Es geht um Einwanderung

Ohnehin spielen wirtschaftliche Argumente nicht die Rolle, wie in Deutschland vermutet wird. Es ist eine Debatte um Einwanderung. Ausgerechnet Angela Merkel ist das schlagkräftigste Argument der „Raus-hier“-Bewegung. Die von Merkel ermöglichte unkontrollierte Masseneinwanderung stößt auf breite Ablehnung. Großbritannien wehrt sich nicht gegen Zuzug – London ist vermutlich noch vor New York die bunteste Metropole der Welt. Aber es geht um Steuerung. Gerade die ärmeren Schichten fühlen sich bedroht von immer neuen Einwanderungswellen. Inder und Pakistanis seit den 60ern; Osteuropäer und Polen seit den 90ern – immer neue Wellen haben Großbritannien verändert, das anders als Deutschland keine Zuzugsverbote für Osteuropäer nach dem EU-Beitritt von Polen, Ungarn, Bulgarien und Rumänien für sich in Anspruch nahm. Aber die nordafrikanische Elendswanderung nach Deutschland macht neuerdings misstrauisch, insbesondere die muslimische Komponente wird kritisch gesehen – vor allem, da sie ohne jede Kontrolle und Identifikation der Personen erfolgt. „Ein Pole, der aus dem Bus steigt, ist schon besser integriert als ein Muslim nach Jahrzehnten“, bilanziert der Evening Standard. Allein für diese Zeile wäre er in Deutschland schon verdammt – britische Zeitungen agieren härter.

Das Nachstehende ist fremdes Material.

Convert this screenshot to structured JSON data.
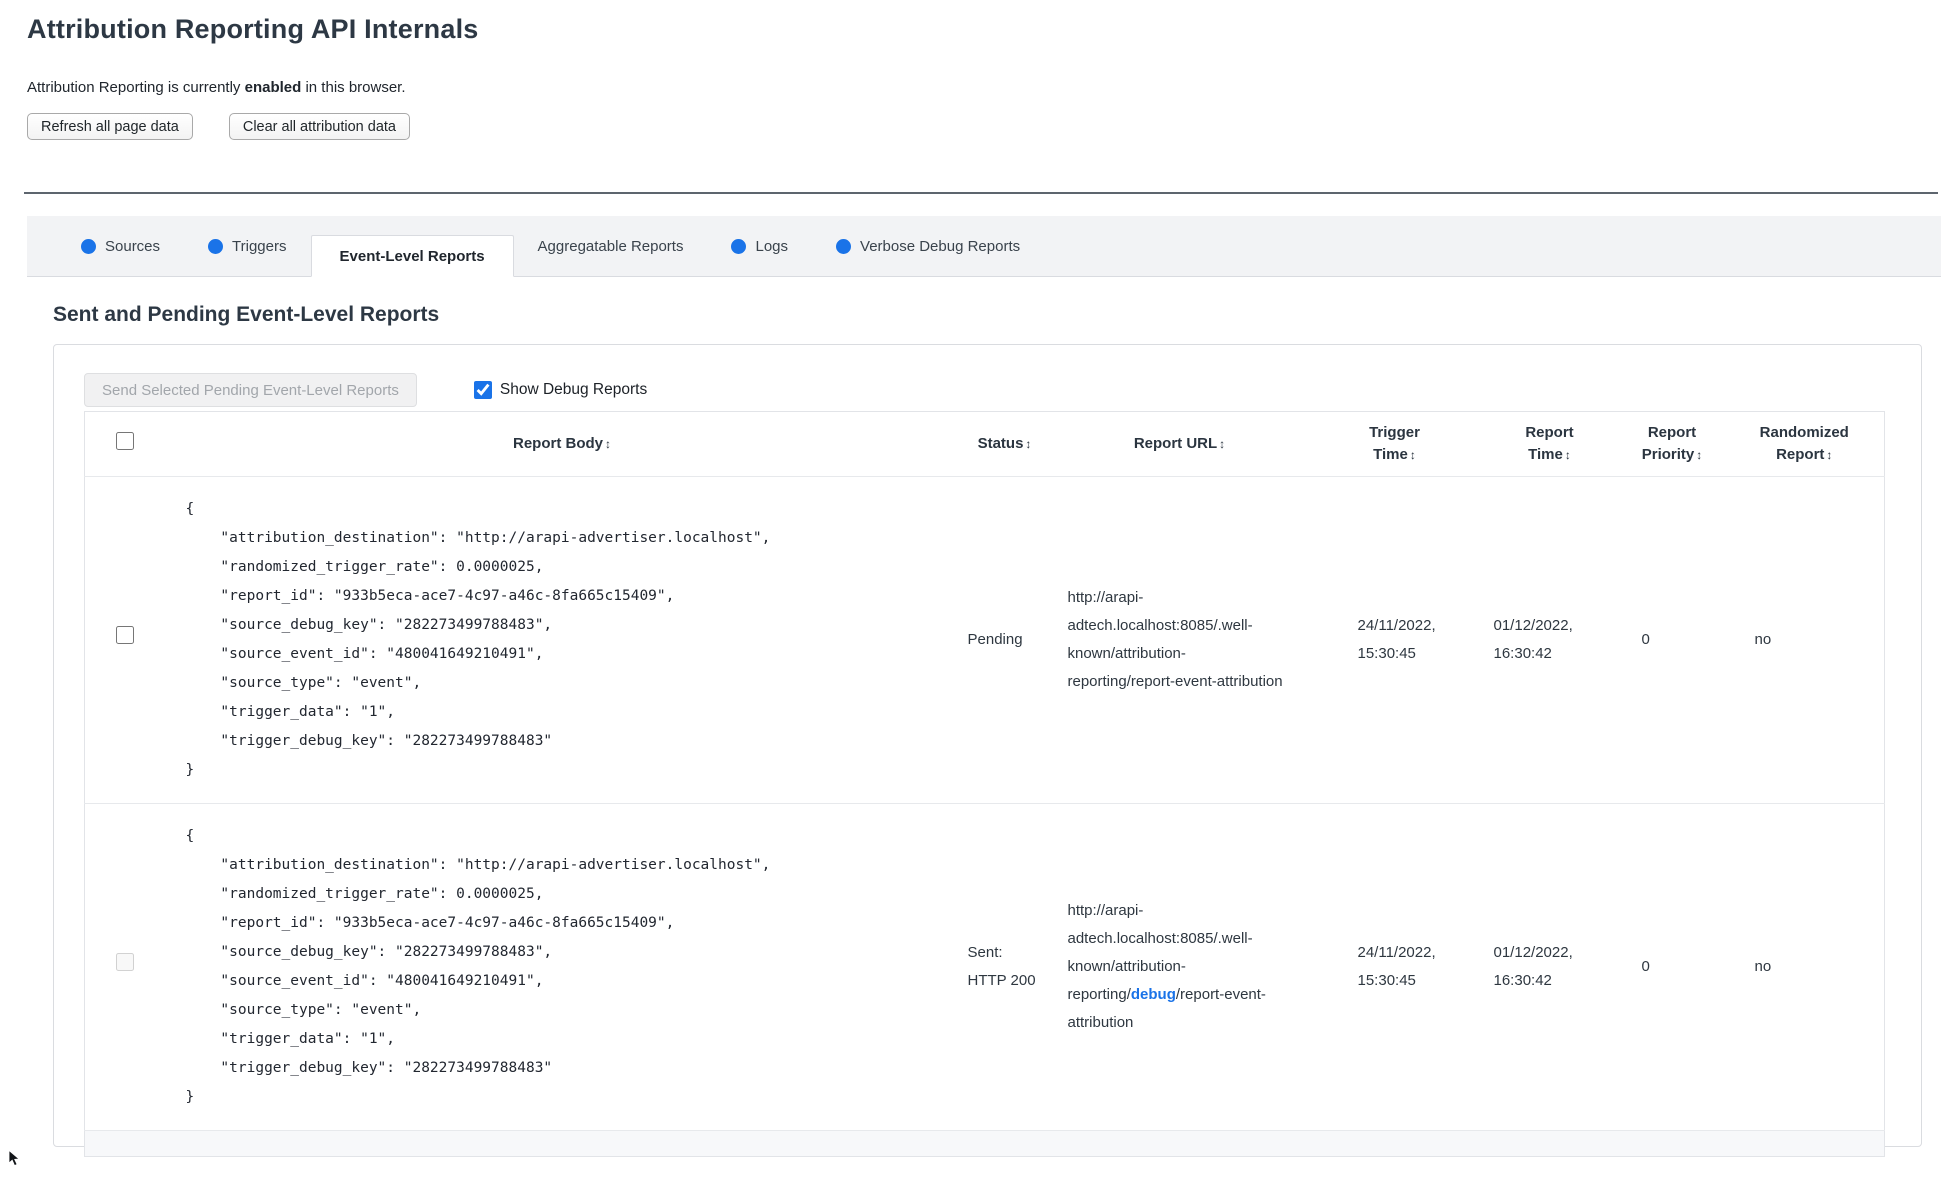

Angesichts der Armutszuwanderung unqualifizierter Afrikaner in Deutschland haben die „Raus-Hier“- Befürworter leichtes Spiel. Sie fordern Rückgewinnung der Kontrolle über die Außengrenzen – etwas, was laut Merkel in Europa nicht möglich ist. Das sehen die Inselbewohner aber ganz anders. Löst sich Großbritannien aus der EU, dann heißt paradoxerweise einer der Hauptverantwortlichen dafür Angela Merkel, die sich sonst als Retterin Europas sieht.

Ein anderes Europa

In der Debatte wird aber auch klar, dass es unvereinbar unterschiedliche Positionen zur europäischen Zukunft gibt. Großbritannien will gerade keine ständige „Vertiefung“ der Union, eine Forderung, die in keiner Rede eines deutschen Politikers fehlen darf. Großbritannien will gemeinsam Probleme lösen, aber nicht die Hingabe von Nation, innerer und äußerer Sicherheit, schon gar nicht des Militärs und Verwässerung seiner Demokratie. Brüssel aus Sicht der Brexit-Befürworter ist nicht nur Bürokratie – Brüssel ist zutiefst undemokratisch: Die regierenden „Kommissare“ nicht gewählt, das Parlament nach seltsamen Regeln bestimmt, in denen die Stimmen aus kleinen Ländern bis zu sieben mal so viel zählen – ein Graus für ein Land, das „One man – one vote“ als unausweichliche Formel der Demokratie erfunden und nach langen Kämpfen auch durchgesetzt hat. Der Europäische Gerichtshof schließlich entscheidet weniger auf Basis gemeinsam verabschiedeter Gesetze, sondern nach schwer zu durchschauenden Ideologien, die von den Richtern verfolgt werden: Was lange vor sich hinköchelte, in der Brexit-Debatte bricht es auf: Das Misstrauen gegen das Demokratie-Defizit in der EU, das sich nicht mindert, sondern sogar erhöht.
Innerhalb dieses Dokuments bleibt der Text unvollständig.